Where CFIUS has completed all action with respect to a covered transaction or the President has announced a decision not to exercise his authority under section 721 with respect to the covered transaction, then the parties receive a “safe harbor” with respect to that transaction, as described in § 800.601 of the regulations and section 7(f) of Executive Order 11858, as amended.


During the entire term of President, he only got one referral that he rejected. President Obama blocked a privately owned Chinese company from building wind turbines close to a Navy military site in Oregon due to national security concerns, and the company said it would challenge the action in court.

Ralls Corp, which had been installing wind turbine generators made in China by Sany Group, has four wind farm projects that are within or in the vicinity of restricted air space at a naval weapons systems training facility, according to the Obama administration.

“There is credible evidence that leads me to believe” that Ralls Corp, Sany Group and the two Sany Group executives who own Ralls “might take action that threatens to impair the national security of the United States,” Obama said in issuing his decision.

Industry Sectors

From 2009-2015, 75% of the foreign transactions included finance, information, mining, utilities and transportation. From 2013-2015, China was the largest country with transactions by far with manufacturing being the majority of the transactions. If there are concerns with any part of the transaction, CFIUS will work on mitigation measures as they relate to national security such that CFIUS earnestly wants the transaction(s) to occur. CFIUS offers onsite compliance, assigns additional staff and offers tracking systems as well as instructions and procedures from in-house expertise to meet stipulations and standards where on other issues, waivers can be designated if compliance is too difficult or adverse to national security standards and law.

Review Concerns

Expanded conditions for national security considerations include vulnerabilities, cyber, sabotage and exploitation. Further, if any transaction leads to complications to critical infrastructure or energy production or would affect the U.S. financial system and would in some conditions have access to sensitive government information, classified material or in any manner threaten a government employee, involve activities related to weapons, munitions, aerospace, satellite or radar system(s), these items would impair the approval process or under the CFIUS review, mitigation procedures would be applied.

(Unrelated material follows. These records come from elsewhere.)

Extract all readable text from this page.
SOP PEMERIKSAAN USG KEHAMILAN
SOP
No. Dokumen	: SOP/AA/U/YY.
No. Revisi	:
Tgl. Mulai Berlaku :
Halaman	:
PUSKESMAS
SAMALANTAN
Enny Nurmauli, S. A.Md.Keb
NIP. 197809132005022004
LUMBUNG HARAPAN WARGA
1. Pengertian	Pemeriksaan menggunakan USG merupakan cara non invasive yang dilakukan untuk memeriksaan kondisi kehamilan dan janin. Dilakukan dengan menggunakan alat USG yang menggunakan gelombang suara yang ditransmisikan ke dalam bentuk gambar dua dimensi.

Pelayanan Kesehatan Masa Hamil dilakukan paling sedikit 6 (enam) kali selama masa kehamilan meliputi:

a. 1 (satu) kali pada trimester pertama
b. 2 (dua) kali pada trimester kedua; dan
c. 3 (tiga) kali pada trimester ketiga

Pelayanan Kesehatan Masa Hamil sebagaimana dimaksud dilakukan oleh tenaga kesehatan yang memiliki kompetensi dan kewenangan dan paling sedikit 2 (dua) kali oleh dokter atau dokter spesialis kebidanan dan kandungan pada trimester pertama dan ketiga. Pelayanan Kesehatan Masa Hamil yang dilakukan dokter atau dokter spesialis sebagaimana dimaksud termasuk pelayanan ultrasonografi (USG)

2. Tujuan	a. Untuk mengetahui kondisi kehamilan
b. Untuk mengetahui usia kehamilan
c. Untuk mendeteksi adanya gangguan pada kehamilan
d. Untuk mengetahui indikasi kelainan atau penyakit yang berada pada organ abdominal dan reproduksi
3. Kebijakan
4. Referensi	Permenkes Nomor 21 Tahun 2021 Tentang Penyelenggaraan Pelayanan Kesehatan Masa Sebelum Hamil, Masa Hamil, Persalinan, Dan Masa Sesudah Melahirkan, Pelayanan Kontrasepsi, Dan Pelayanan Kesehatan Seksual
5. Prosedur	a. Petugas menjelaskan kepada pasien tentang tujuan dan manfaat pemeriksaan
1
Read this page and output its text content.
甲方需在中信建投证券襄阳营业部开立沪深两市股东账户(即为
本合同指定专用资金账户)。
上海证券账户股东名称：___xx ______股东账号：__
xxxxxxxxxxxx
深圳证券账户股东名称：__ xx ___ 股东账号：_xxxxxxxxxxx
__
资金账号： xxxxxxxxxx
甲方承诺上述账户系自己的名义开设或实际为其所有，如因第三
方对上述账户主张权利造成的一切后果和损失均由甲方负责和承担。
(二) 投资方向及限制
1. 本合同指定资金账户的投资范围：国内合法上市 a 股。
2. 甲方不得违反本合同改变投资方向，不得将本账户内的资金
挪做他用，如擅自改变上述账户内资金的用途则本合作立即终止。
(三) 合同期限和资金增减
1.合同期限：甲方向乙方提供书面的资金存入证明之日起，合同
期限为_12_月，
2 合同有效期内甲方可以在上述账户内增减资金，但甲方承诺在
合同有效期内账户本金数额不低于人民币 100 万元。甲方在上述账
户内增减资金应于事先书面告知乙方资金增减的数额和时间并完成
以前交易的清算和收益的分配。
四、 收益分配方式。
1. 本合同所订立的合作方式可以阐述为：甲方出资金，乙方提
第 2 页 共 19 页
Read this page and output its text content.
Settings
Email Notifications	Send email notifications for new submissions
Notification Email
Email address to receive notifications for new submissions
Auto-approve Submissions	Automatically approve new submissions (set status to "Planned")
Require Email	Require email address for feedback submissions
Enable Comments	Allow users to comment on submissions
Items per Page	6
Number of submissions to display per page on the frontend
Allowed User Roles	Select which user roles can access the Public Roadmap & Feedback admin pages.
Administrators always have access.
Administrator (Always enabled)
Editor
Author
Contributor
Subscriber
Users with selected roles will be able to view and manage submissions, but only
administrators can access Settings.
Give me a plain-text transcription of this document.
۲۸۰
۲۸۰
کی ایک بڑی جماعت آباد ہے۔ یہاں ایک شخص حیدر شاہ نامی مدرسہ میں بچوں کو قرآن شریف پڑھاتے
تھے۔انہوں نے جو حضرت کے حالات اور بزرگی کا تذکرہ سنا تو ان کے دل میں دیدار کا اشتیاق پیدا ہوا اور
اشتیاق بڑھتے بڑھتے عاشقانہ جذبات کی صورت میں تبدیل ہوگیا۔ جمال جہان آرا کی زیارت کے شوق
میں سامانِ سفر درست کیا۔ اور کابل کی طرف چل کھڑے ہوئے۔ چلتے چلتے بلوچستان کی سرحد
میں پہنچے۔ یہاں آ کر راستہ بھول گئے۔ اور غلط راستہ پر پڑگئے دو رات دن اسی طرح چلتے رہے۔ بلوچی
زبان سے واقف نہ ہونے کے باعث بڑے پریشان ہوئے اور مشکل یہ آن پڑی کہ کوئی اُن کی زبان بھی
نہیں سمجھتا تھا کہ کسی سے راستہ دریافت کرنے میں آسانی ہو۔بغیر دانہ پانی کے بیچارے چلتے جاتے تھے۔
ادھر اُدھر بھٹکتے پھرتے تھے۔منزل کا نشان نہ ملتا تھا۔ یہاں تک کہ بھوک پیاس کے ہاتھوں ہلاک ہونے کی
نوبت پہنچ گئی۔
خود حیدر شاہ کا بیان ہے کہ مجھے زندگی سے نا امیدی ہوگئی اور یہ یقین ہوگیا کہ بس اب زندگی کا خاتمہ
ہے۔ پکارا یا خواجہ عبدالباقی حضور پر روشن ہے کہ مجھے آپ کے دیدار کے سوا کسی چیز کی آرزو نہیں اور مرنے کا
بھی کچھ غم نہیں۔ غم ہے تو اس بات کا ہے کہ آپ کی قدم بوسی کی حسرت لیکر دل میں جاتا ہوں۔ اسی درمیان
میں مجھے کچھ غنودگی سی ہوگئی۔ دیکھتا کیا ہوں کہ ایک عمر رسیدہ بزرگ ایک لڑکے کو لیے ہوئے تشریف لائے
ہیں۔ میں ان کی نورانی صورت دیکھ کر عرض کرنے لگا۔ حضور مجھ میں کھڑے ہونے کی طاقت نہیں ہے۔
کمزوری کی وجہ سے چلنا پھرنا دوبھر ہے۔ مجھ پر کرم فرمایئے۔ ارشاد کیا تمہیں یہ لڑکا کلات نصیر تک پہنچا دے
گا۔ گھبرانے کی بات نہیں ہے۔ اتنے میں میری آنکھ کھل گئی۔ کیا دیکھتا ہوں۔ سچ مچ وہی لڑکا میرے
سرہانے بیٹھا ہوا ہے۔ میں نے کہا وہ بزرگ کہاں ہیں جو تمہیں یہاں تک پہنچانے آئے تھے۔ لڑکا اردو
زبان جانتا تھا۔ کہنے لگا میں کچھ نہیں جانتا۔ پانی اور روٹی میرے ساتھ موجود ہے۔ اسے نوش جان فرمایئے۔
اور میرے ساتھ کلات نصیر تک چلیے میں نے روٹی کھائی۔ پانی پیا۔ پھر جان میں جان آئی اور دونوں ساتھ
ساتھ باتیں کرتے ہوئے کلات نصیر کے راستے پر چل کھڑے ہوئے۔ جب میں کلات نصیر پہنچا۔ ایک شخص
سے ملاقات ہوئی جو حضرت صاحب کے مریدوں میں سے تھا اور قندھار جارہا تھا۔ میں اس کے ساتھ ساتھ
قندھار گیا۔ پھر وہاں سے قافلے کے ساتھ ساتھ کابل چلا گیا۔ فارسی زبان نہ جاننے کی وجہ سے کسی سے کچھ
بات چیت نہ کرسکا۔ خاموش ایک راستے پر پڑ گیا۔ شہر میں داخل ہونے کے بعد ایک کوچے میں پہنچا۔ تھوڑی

Little is of consequence when a foreign company that under cover is actually controlled by a foreign government which is a terrifying condition. A 2011 Office of the National Counterintelligence Executive report to Congress stated that the pace of foreign economic collection and industrial espionage activities against major U.S corporations and U.S. government agencies is accelerating.


Are we sure we want China, Russia or any Middle Eastern country investing in any form or part in the United States when we have the likes of Warren Buffet or Bill Gates and those billions?

Sens. Tom Cotton (R-Ark.) and Marco Rubio (R-Fla.) introduced legislation on Wednesday to prevent the U.S. government from using products from certain Chinese telecommunications firms.

The impetus for Cotton and Rubio’s legislation is concern over the Chinese government using hypothetical backdoors in ZTE and Huawei phones to spy on U.S. government officials.

“Huawei is effectively an arm of the Chinese government, and it’s more than capable of stealing information from U.S. officials by hacking its devices,” Cotton said in a statement. “There are plenty of other companies that can meet our technology needs, and we shouldn’t make it any easier for China to spy on us.”

Uranium One violated all conditions set forth in the CFIUS law. China is yet a larger security issue and all agency members of CFIUS are aware of this and the history of both Russia and China.

The risks and violations of law are well known in Congress and legislation has been introduced to address major concerns, yet still the United States is and has sold out to at least 2 rogue countries and no security assessments have been published.